GetOrganelle
GetOrganelle copied to clipboard
Make database paths configurable - add GetOrganelle to Galaxy
Seems to me that the databases are currently stored next to the library. This does not work for read-only installations (e.g. containers and multi user installations) and is considered bad practice for conda installations (even if writable).
Ideally this could be done via an environment variable of command line parameter.
How about making the databases or a file storing the path under "~/.GetOrganelle" by default?
Thanks for the feedback.
I would prefer a command line parameter (~/.GetOrganelle
might be a good default). Only allowing ~/.GetOrganelle
would not be helpful for multi user installations, where an admin might want to provide the data bases at a central location for all users.
In the latest update (version 1.7.3), sort by priority,
- The database for each single run can be customized using a command line parameter following the flag "--config-dir".
- If "--config-dir" was not set, it will look for the shell environment value
GETORG_PATH
. So the admin could set a global default for all users. - If
GETORG_PATH
was not set, the default is "~/.GetOrganelle".
I just noticed that this is for Galaxy project, my collaborator @wbyu has mentioned many times of adding GetOrganelle to Galaxy. We are very interested in contributing. Please let me know if there's anything else we can help.
Good to know :) Indeed some "small" test data and an example command line would simplify creating such a tool a bit.
We have a simulated mini-data along with the command: Example 1/2 (https://github.com/Kinggerm/GetOrganelle/wiki/Examples)
and a few real test data (also very small ones): Example 3/4/5 (https://github.com/Kinggerm/GetOrganelle/wiki/Examples)
Downloaded reference data with python get_organelle_config.py -a all --config-dir config
Trying to get the examples running: python get_organelle_from_reads.py ... --config-dir config/
. This gives me:
############################################################################
ERROR: /home/berntm/.GetOrganelle/SeedDatabase/embplant_pt.fasta not found!
I'm also wondering if you could switch from optparse (which is deprecated) to argparse? For argparse I could auto-generate Galaxy wrappers. For get_organelle_from_reads
I started with the conversion to argparse - if you like I could open a PR.
Thanks for the feedback. Sorry about the remaining issues - now I believe I have fixed it and tested it in different ways. Please find the latest version at github.
Sure. Please branch out from the latest master if you haven't started the conversion. Thanks again!
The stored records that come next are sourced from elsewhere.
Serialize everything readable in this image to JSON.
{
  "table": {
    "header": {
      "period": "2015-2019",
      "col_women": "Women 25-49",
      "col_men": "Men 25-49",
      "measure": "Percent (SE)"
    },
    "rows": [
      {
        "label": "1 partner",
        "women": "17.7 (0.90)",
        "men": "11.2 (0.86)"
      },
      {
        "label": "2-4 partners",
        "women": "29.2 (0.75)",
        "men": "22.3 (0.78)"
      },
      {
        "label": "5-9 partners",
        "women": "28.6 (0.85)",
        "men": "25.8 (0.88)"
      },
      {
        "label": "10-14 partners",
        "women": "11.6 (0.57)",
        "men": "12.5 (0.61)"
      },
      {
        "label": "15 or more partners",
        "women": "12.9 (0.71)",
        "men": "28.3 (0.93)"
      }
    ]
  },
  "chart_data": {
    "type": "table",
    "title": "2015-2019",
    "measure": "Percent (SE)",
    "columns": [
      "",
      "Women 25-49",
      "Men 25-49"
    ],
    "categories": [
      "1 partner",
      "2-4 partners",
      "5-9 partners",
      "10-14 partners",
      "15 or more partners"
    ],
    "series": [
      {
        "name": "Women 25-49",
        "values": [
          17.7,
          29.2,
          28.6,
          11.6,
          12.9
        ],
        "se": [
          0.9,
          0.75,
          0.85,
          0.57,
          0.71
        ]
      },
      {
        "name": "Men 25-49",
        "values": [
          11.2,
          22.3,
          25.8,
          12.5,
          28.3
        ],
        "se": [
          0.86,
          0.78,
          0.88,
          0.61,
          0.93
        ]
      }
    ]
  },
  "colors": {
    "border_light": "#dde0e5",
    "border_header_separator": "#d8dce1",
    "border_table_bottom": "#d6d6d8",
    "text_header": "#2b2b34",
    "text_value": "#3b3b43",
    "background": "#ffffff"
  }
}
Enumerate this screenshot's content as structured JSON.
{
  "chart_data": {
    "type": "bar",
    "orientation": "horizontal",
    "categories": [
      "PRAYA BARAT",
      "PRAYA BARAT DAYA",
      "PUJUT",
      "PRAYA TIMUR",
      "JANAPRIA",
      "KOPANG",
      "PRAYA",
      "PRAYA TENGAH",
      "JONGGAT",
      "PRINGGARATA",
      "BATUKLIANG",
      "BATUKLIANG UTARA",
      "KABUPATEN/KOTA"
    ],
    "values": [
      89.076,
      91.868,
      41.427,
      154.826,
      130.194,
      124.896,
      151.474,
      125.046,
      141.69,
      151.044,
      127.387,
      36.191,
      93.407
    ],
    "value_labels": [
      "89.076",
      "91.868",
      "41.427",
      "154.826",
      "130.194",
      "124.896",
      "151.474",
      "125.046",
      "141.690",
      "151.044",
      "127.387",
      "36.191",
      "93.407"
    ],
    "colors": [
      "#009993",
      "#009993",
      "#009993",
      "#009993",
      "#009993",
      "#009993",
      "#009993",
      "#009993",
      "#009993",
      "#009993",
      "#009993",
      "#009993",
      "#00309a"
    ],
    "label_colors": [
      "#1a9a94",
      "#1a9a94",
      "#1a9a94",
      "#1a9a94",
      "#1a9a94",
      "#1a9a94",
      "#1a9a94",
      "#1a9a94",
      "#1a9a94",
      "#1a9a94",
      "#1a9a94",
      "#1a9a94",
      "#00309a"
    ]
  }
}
@bernt-matthias I just made several updates and fixes to a new GetOrganelle version, in which I switched from optparse to argparse. It's currently on a different branch from the master: https://github.com/Kinggerm/GetOrganelle/tree/update_assembly_with_variable_overlaps
@Kinggerm this looks great :)
1.7.4 is now formally released with all above requirements fulfilled.
Excellent. I hope that I find the time to wrap this for Galaxy any time soon.
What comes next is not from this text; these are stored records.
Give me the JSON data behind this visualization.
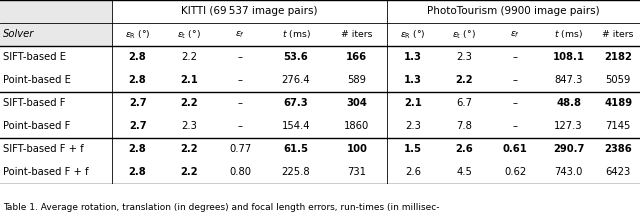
{
  "title_kitti": "KITTI (69 537 image pairs)",
  "title_photo": "PhotoTourism (9900 image pairs)",
  "rows": [
    [
      "SIFT-based E",
      "2.8",
      "2.2",
      "–",
      "53.6",
      "166",
      "1.3",
      "2.3",
      "–",
      "108.1",
      "2182"
    ],
    [
      "Point-based E",
      "2.8",
      "2.1",
      "–",
      "276.4",
      "589",
      "1.3",
      "2.2",
      "–",
      "847.3",
      "5059"
    ],
    [
      "SIFT-based F",
      "2.7",
      "2.2",
      "–",
      "67.3",
      "304",
      "2.1",
      "6.7",
      "–",
      "48.8",
      "4189"
    ],
    [
      "Point-based F",
      "2.7",
      "2.3",
      "–",
      "154.4",
      "1860",
      "2.3",
      "7.8",
      "–",
      "127.3",
      "7145"
    ],
    [
      "SIFT-based F + f",
      "2.8",
      "2.2",
      "0.77",
      "61.5",
      "100",
      "1.5",
      "2.6",
      "0.61",
      "290.7",
      "2386"
    ],
    [
      "Point-based F + f",
      "2.8",
      "2.2",
      "0.80",
      "225.8",
      "731",
      "2.6",
      "4.5",
      "0.62",
      "743.0",
      "6423"
    ]
  ],
  "bold_map": {
    "0": [
      1,
      4,
      5,
      6,
      9,
      10
    ],
    "1": [
      1,
      2,
      6,
      7
    ],
    "2": [
      1,
      2,
      4,
      5,
      6,
      9,
      10
    ],
    "3": [
      1
    ],
    "4": [
      1,
      2,
      4,
      5,
      6,
      7,
      8,
      9,
      10
    ],
    "5": [
      1,
      2
    ]
  },
  "caption": "Table 1. Average rotation, translation (in degrees) and focal length errors, run-times (in millisec-",
  "col_bounds": [
    0.0,
    0.175,
    0.255,
    0.335,
    0.415,
    0.51,
    0.605,
    0.685,
    0.765,
    0.845,
    0.932,
    1.0
  ],
  "gray_bg": "#e8e8e8",
  "white_bg": "#ffffff",
  "fs_data": 7.2,
  "fs_header": 7.5,
  "fs_caption": 6.5
}
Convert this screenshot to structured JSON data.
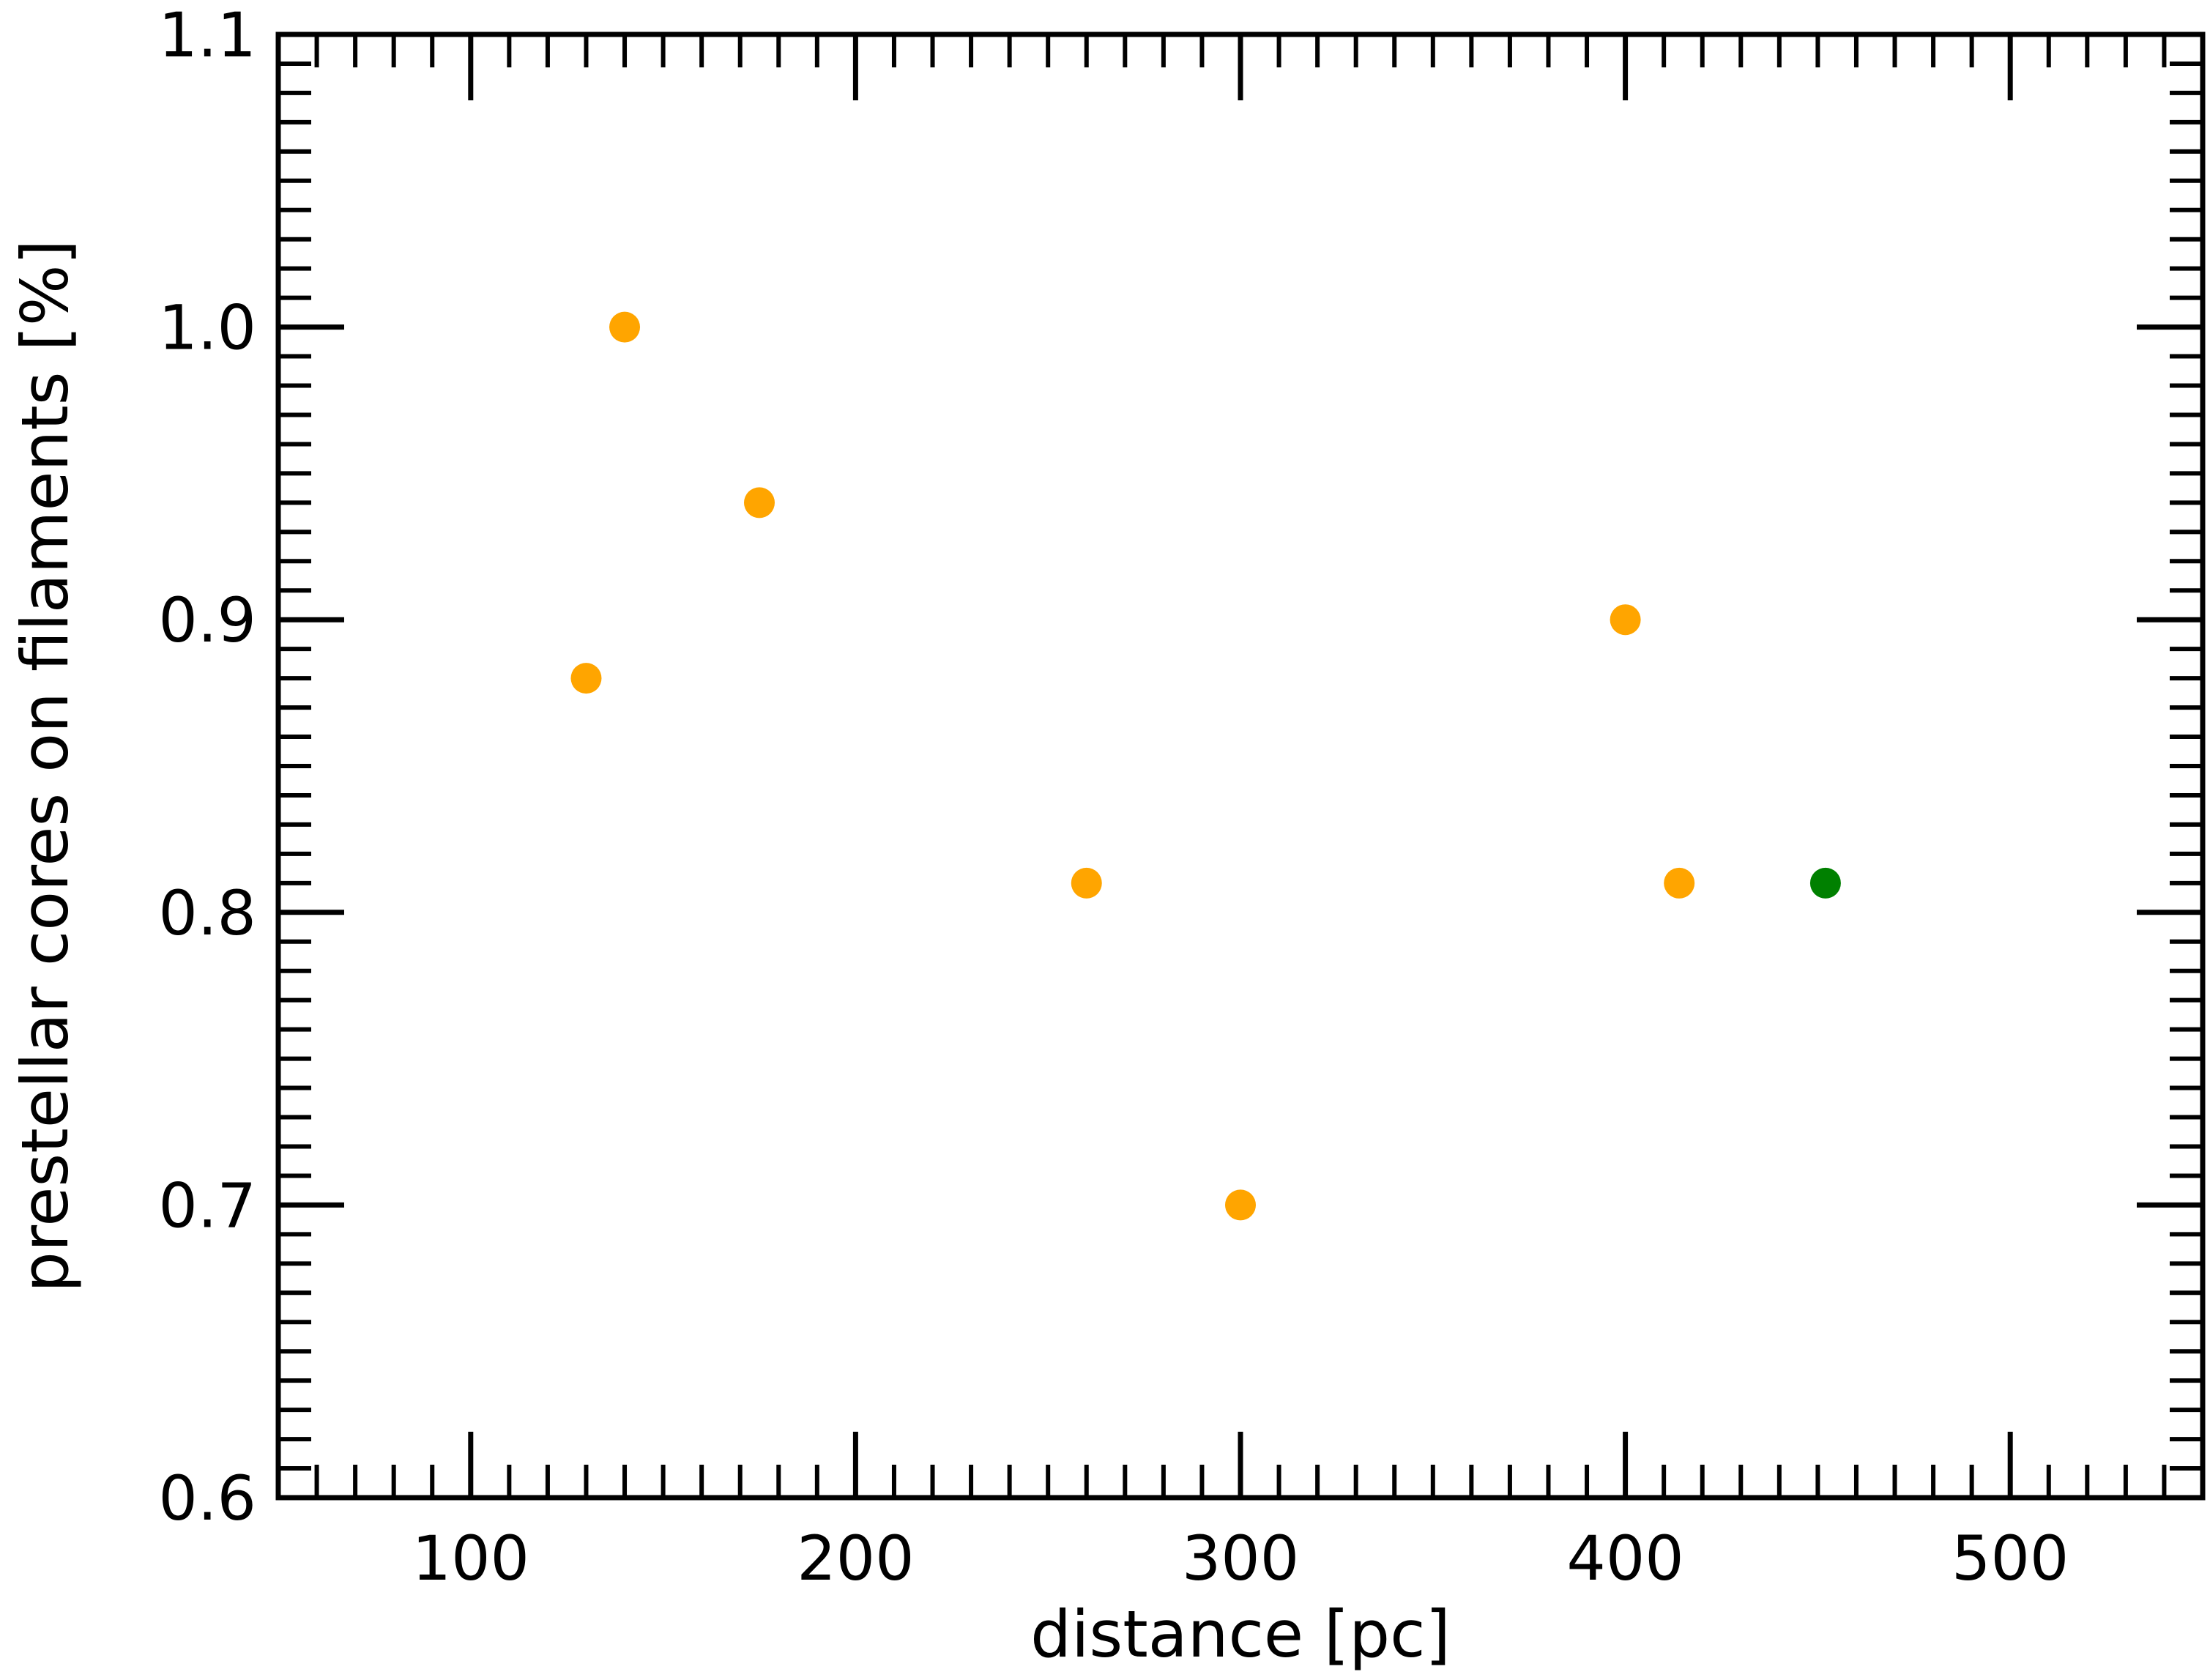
{
  "chart_data": {
    "type": "scatter",
    "title": "",
    "xlabel": "distance [pc]",
    "ylabel": "prestellar cores on filaments [%]",
    "xlim": [
      50,
      550
    ],
    "ylim": [
      0.6,
      1.1
    ],
    "xticks": [
      100,
      200,
      300,
      400,
      500
    ],
    "xtick_labels": [
      "100",
      "200",
      "300",
      "400",
      "500"
    ],
    "yticks": [
      0.6,
      0.7,
      0.8,
      0.9,
      1.0,
      1.1
    ],
    "ytick_labels": [
      "0.6",
      "0.7",
      "0.8",
      "0.9",
      "1.0",
      "1.1"
    ],
    "grid": false,
    "points": [
      {
        "x": 130,
        "y": 0.88,
        "color": "#ffa500"
      },
      {
        "x": 140,
        "y": 1.0,
        "color": "#ffa500"
      },
      {
        "x": 175,
        "y": 0.94,
        "color": "#ffa500"
      },
      {
        "x": 260,
        "y": 0.81,
        "color": "#ffa500"
      },
      {
        "x": 300,
        "y": 0.7,
        "color": "#ffa500"
      },
      {
        "x": 400,
        "y": 0.9,
        "color": "#ffa500"
      },
      {
        "x": 414,
        "y": 0.81,
        "color": "#ffa500"
      },
      {
        "x": 452,
        "y": 0.81,
        "color": "#008000"
      }
    ]
  }
}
@bernt-matthias Hi, do you have further updates?
https://github.com/galaxyproject/tools-iuc/pull/4455
Thanks for the reference to the small test data. Is there also a small seed (and label) database? For the IUC Galaxy tool repo we are aiming at <1MB per test file.
Just back from traveling. Sure, I can prepare a small seed and label database for it ASAP. I will keep you updated.
Hi @Kinggerm any news on small seed and label databases?
Hi @bernt-matthias, I created a minimal dataset derived from 0.0.1, named it 0.0.1.minima
, and uploaded it to https://github.com/Kinggerm/GetOrganelleDB. It is downloadable through https://github.com/Kinggerm/GetOrganelleDB/releases/download/0.0.1.minima/v0.0.1.minima.tar.gz.
Please also update GetOrganelle to 1.7.6.1 to use it smoothly, otherwise lower GetOrganelle versions have to manually download the files and use get_organelle_config.py --use-local
to add the database.
This 0.0.1.minima
is, in total, 1.1MB uncompressed with the seed-label pair of each organelle type as follows:
type | size | note |
---|---|---|
animal_mt | 36KB | |
embplant_pt+embplant_mt | 684KB | These two types must be used together |
embplant_nr | 16KB | |
fungus_mt | 84KB | |
fungus_nr | 8KB | |
other_pt | 328KB |
However, please note that the local files will inflate a lot as you format them into bowtie2-
& blastn-
indices.
Please let me know if these make sense.
Thanks a lot. We will try to use those for the galaxy tool wrapper tests.
Seems that we can close this issue. Thanks for the help.